Jeffrey Blume

Quantitative Foundation Associate Dean of Academic and Faculty Affairs

The University of Virginia School of Data Science announces the appointment of Jeffrey D. Blume as the Quantitative Foundation Associate Dean of Academic and Faculty Affairs, effective July 25.

Blume is currently a tenured Professor of Biostatistics, with secondary appointments in Biomedical Informatics and Biochemistry at Vanderbilt University. He serves as Director of Graduate Education at Vanderbilt’s Data Science Institute and Vice-Chair of Education in the Department of Biostatistics. He is a leading expert in likelihood methods for measuring statistical inference, prediction modeling, and statistical methods for clinical trials. He recently proposed the ‘second-generation’ p-value: an improved tool for statistical inference that is easier to use and interpret and that has better error rate control and lower false discovery rates.
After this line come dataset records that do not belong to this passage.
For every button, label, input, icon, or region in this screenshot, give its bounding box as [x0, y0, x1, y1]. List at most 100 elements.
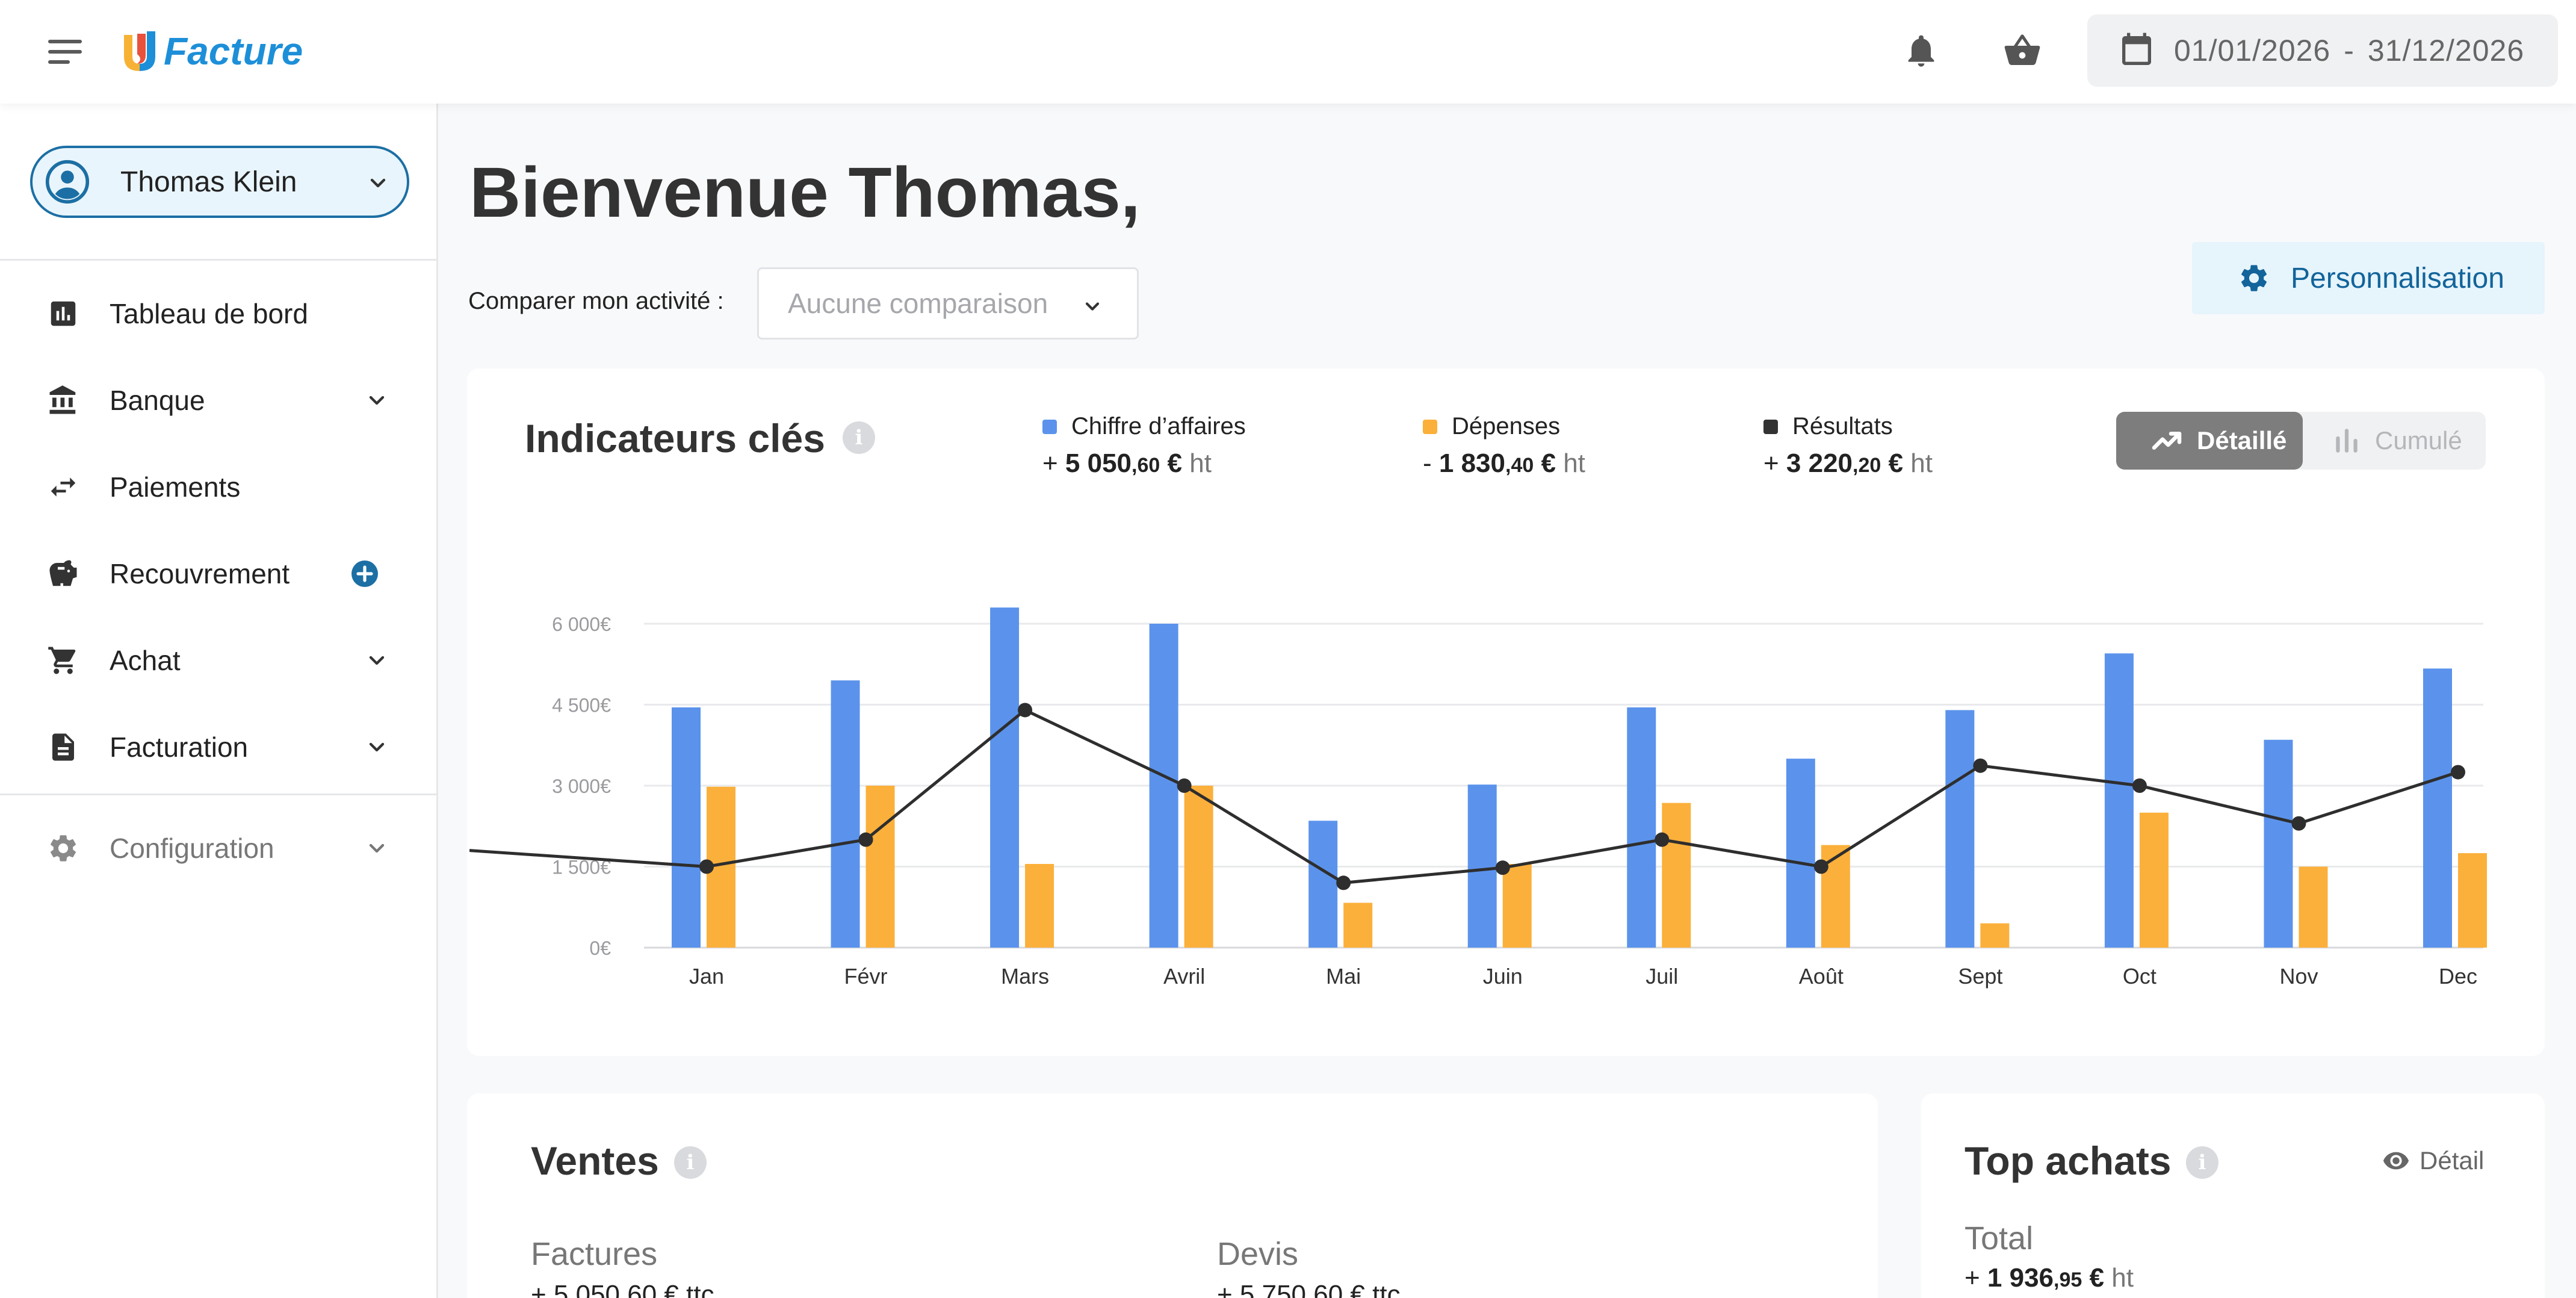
- results-point: [699, 859, 714, 874]
- expenses-bar: [1025, 864, 1054, 948]
- user-selector[interactable]: Thomas Klein: [30, 146, 409, 218]
- info-icon[interactable]: i: [674, 1146, 707, 1179]
- value-unit: €: [1534, 449, 1564, 478]
- bar-chart-icon: [2336, 429, 2358, 453]
- y-tick-label: 6 000€: [552, 613, 611, 635]
- toggle-cumulative[interactable]: Cumulé: [2315, 412, 2462, 470]
- invoices-value: + 5 050,60 € ttc: [531, 1280, 714, 1298]
- bank-icon: [49, 385, 76, 414]
- x-tick-label: Juil: [1646, 964, 1678, 989]
- info-icon[interactable]: i: [843, 421, 875, 454]
- document-icon: [52, 733, 74, 761]
- bell-icon[interactable]: [1902, 31, 1940, 70]
- value-suffix: ht: [1910, 449, 1933, 478]
- sidebar-divider: [0, 259, 438, 261]
- sidebar-item-achat[interactable]: Achat: [0, 627, 438, 694]
- value-unit: €: [1881, 449, 1911, 478]
- value-int: 1 936: [1987, 1263, 2054, 1293]
- sidebar-item-recouvrement[interactable]: Recouvrement: [0, 541, 438, 607]
- date-range-picker[interactable]: 01/01/2026 - 31/12/2026: [2087, 14, 2558, 87]
- revenue-swatch: [1042, 419, 1057, 434]
- value-suffix: ht: [1189, 449, 1212, 478]
- key-indicators-chart: 0€1 500€3 000€4 500€6 000€Jan Févr Mars Avr…: [469, 607, 2487, 989]
- expenses-bar: [865, 786, 895, 948]
- app-name: Facture: [164, 30, 303, 73]
- personalization-button[interactable]: Personnalisation: [2192, 242, 2545, 314]
- value-int: 1 830: [1438, 449, 1505, 478]
- value-suffix: ht: [1563, 449, 1585, 478]
- date-end: 31/12/2026: [2367, 34, 2525, 67]
- x-tick-label: Sept: [1958, 964, 2002, 989]
- sidebar-item-label: Configuration: [110, 833, 274, 864]
- top-bar: Facture 01/01/2026 - 31/12/2026: [0, 0, 2576, 104]
- expenses-swatch: [1423, 419, 1437, 434]
- x-tick-label: Mars: [1001, 964, 1049, 989]
- revenue-bar: [1786, 759, 1815, 948]
- sidebar-item-configuration[interactable]: Configuration: [0, 815, 438, 881]
- value-dec: ,20: [1853, 454, 1881, 477]
- x-tick-label: Nov: [2279, 964, 2318, 989]
- chart-mode-toggle: Détaillé Cumulé: [2116, 412, 2486, 470]
- compare-label: Comparer mon activité :: [468, 288, 724, 314]
- sidebar-item-label: Banque: [110, 385, 205, 416]
- y-tick-label: 3 000€: [552, 775, 611, 797]
- info-icon[interactable]: i: [2186, 1146, 2218, 1179]
- value-dec: ,60: [1132, 454, 1160, 477]
- date-separator: -: [2344, 34, 2355, 67]
- results-point: [858, 832, 873, 847]
- gear-icon: [50, 835, 76, 862]
- swap-arrows-icon: [51, 477, 76, 497]
- results-point: [2132, 778, 2147, 793]
- sidebar-item-label: Paiements: [110, 471, 241, 503]
- sidebar-item-banque[interactable]: Banque: [0, 367, 438, 433]
- quotes-value: + 5 750,60 € ttc: [1217, 1280, 1401, 1298]
- sidebar-item-dashboard[interactable]: Tableau de bord: [0, 281, 438, 347]
- gear-icon: [2241, 265, 2267, 291]
- page-title: Bienvenue Thomas,: [469, 153, 1141, 232]
- expenses-bar: [2139, 812, 2169, 948]
- quotes-label: Devis: [1217, 1236, 1299, 1272]
- revenue-bar: [1945, 710, 1975, 948]
- revenue-bar: [990, 607, 1020, 948]
- compare-select[interactable]: Aucune comparaison: [757, 267, 1139, 340]
- revenue-bar: [1627, 707, 1656, 948]
- value-sign: +: [1042, 449, 1065, 478]
- x-tick-label: Juin: [1483, 964, 1523, 989]
- facture-logo-icon: [124, 31, 155, 71]
- menu-icon[interactable]: [48, 40, 82, 64]
- basket-icon[interactable]: [2003, 31, 2042, 70]
- toggle-detailed-label: Détaillé: [2197, 426, 2287, 455]
- date-start: 01/01/2026: [2174, 34, 2331, 67]
- value-sign: +: [1763, 449, 1786, 478]
- value-sign: -: [1423, 449, 1439, 478]
- detail-link[interactable]: Détail: [2382, 1146, 2484, 1175]
- x-tick-label: Août: [1799, 964, 1844, 989]
- sales-title: Ventes: [531, 1138, 659, 1183]
- revenue-bar: [2264, 739, 2293, 948]
- chevron-down-icon: [369, 742, 385, 752]
- toggle-detailed[interactable]: Détaillé: [2116, 412, 2303, 470]
- calendar-icon: [2122, 33, 2151, 65]
- revenue-bar: [2104, 653, 2134, 948]
- value-dec: ,40: [1505, 454, 1534, 477]
- value-int: 5 050: [1065, 449, 1132, 478]
- total-value: + 1 936,95 € ht: [1965, 1263, 2134, 1293]
- sidebar-item-label: Recouvrement: [110, 558, 290, 589]
- sidebar-item-facturation[interactable]: Facturation: [0, 714, 438, 780]
- legend-results: Résultats + 3 220,20 € ht: [1763, 413, 1933, 479]
- sidebar-item-label: Facturation: [110, 731, 249, 763]
- key-indicators-title: Indicateurs clés: [525, 416, 825, 461]
- revenue-bar: [672, 707, 701, 948]
- top-purchases-title: Top achats: [1965, 1138, 2172, 1183]
- results-point: [2291, 816, 2306, 831]
- add-circle-icon[interactable]: [350, 559, 379, 588]
- app-logo[interactable]: Facture: [119, 29, 303, 73]
- cart-icon: [48, 647, 76, 674]
- total-label: Total: [1965, 1220, 2034, 1256]
- revenue-bar: [1149, 624, 1178, 948]
- value-suffix: ht: [2111, 1263, 2134, 1293]
- revenue-bar: [1308, 821, 1338, 948]
- y-tick-label: 0€: [589, 937, 611, 959]
- sidebar-item-label: Achat: [110, 645, 181, 676]
- sidebar-item-paiements[interactable]: Paiements: [0, 454, 438, 520]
Blume brings to the School of Data Science (SDS) a proven track record of academic leadership and influential research and impactful collaborations in radiology, cancer diagnosis and prediction, nephrology, translational biomedicine, fMRI, and women’s health. He was recently elected a fellow of the American Statistical Association, awarded the Spinoza Chair in Medicine by the University of Amsterdam in 2019, and won multiple awards for teaching, mentoring, and research.

At Vanderbilt, Blume established a Ph.D. program in Biostatistics and served as Director of Graduate Studies for over 10 years. In 2018, he proposed and established an M.S. in Data Science, which was offered in their Data Science Institute, and welcomed their first class the following year. Prior to Vanderbilt, Blume spent eight years at Brown University where he served as Deputy Director of the Biostatistics and Data Management Center for the NCI-funded American College of Radiology Imaging Network. While at Brown, he helped launch their Master of Public Health program and helped design clinical trials evaluating new medical imaging technology.

Blume’s methodologic research is extensive. He is widely published on topics such as evidential philosophy of statistical inference, likelihood methods, second-generation p-values, prediction modeling, mediation modeling, ROC curves, sequential testing, trial design, empirical Bayes methods for biomedical data, false discovery rates, model selection, and neuroimaging. He has a broad and extensive track record of impactful collaborative work from designing national clinical trials on diagnostic imaging techniques to revising national lung cancer screening guidelines to reduce racial disparities.

Committed to using data science for the common good, Blume was a senior author on a widely publicized paper that proposed revised lung cancer screening guidelines to reduce racial disparities, earning him Vanderbilt’s Chancellor Award for Research Equity, Diversity, and Inclusion.

Blume holds a Ph.D. in Biostatistics from Johns Hopkins University and a B.A. in Statistics from the State University of New York at Buffalo.